Finding Your Voice in Negotiations or When Greed Sabotages Reasonable Outcomes.

When you are focused on trying to get a result that satisfies others’ needs it is very easy to forget that a balanced solution cannot be found until your needs are an equal part of the discussions.

Throughout my leadership journey and indeed my life, I usually focused on ensuring that others’ needs were satisfied before I considered my own. I believed that it was more important to make sure that others got what they wanted or needed. My view was that once that happened then I would automatically get what I was also due. Needless to say, that did not always happen.

What caused me to reflect on the one-sidedness of this value was the theme of a recent peer-to-peer leadership coaching forum. A few of the participants put forward as their challenge difficult negotiations they were involved in. Very strong emotions emerged in the room around handling other people’s demands. Because the leaders’ energies were so consumed in trying to manage the tricky negotiations, they weren’t able to see that greed and jealousy were blocking the outcome that would serve all parties.

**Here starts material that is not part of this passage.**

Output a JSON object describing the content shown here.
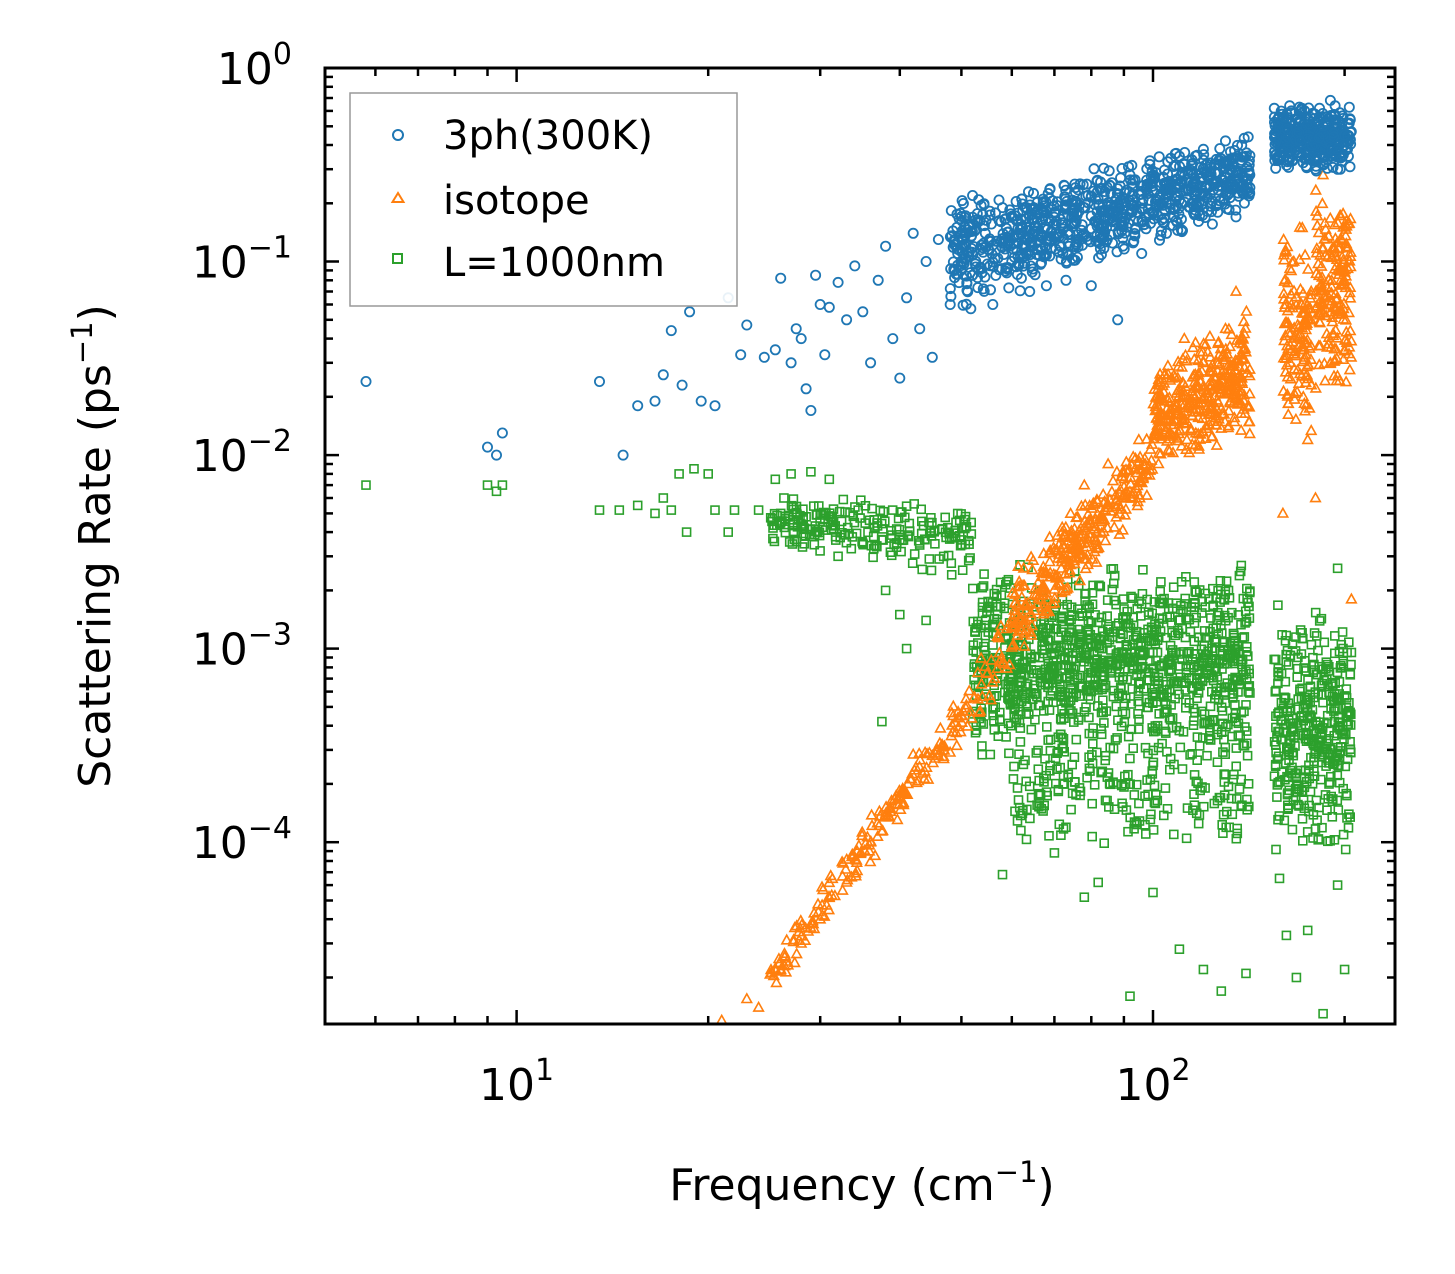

None of the negotiations was straightforward and all of them would have a significant impact on the future progress of the organisation involved. What was remarkable was that in none of the case studies did the leader consider that his or her needs were also an integral part of the process.

Radical new thinking

Rather than using their coaching skills to help each of the forum members get better outcomes for the stakeholders in their various negotiations, the group decided that the real issue was our propensity to leave our needs out of the equation. We had a very interesting and thought-provoking session.

The following are the insights the participants came up with regarding making sure our needs are represented during negotiations:

  • It can be naïve to think that if you help others, they will automatically help you, or indeed that others take your needs into account.
  • Recognise that others can be in difficult emotional situations and as a result may be so caught up with their own irrational fear of loss that their subsequent greed prevents them from taking every stakeholder into account.
  • When you have done everything possible to get a fair result you need to realise, for your own sanity, that it may be impossible to get a negotiated settlement, because some others are so caught up in their own emotional pain, they cannot see reason. You may have to take the ‘nuclear option’, whatever that is in your case.
  • The best way to develop emotional detachment is to ensure everything is out in the open right from the beginning.
  • Not bringing in your needs becomes the elephant in the room and may sabotage the negotiations.
  • Be prepared to use your positional power to help bring others to their senses when they are not being reasonable; this should be neither coercive nor punitive but done with compassion (otherwise known as tough love!).
  • Recognise the different speeds at which other people will (or can) work. Sometimes you need to allow more time for others to reflect and review their own positions. Make haste slowly.
  • The reason the ‘universe’ chooses you to negotiate this situation may not be to get an impossibly fair result but to help others learn some tough life lessons through self-sabotaging what is reasonable for them due to greed.
  • Negotiating difficult, conflicting agendas is a great way to grow as a leader.

Are you inclined to leave your own needs out of negotiations or if you’re the ‘greedy’ party, how has focusing on your needs at all costs worked out for you?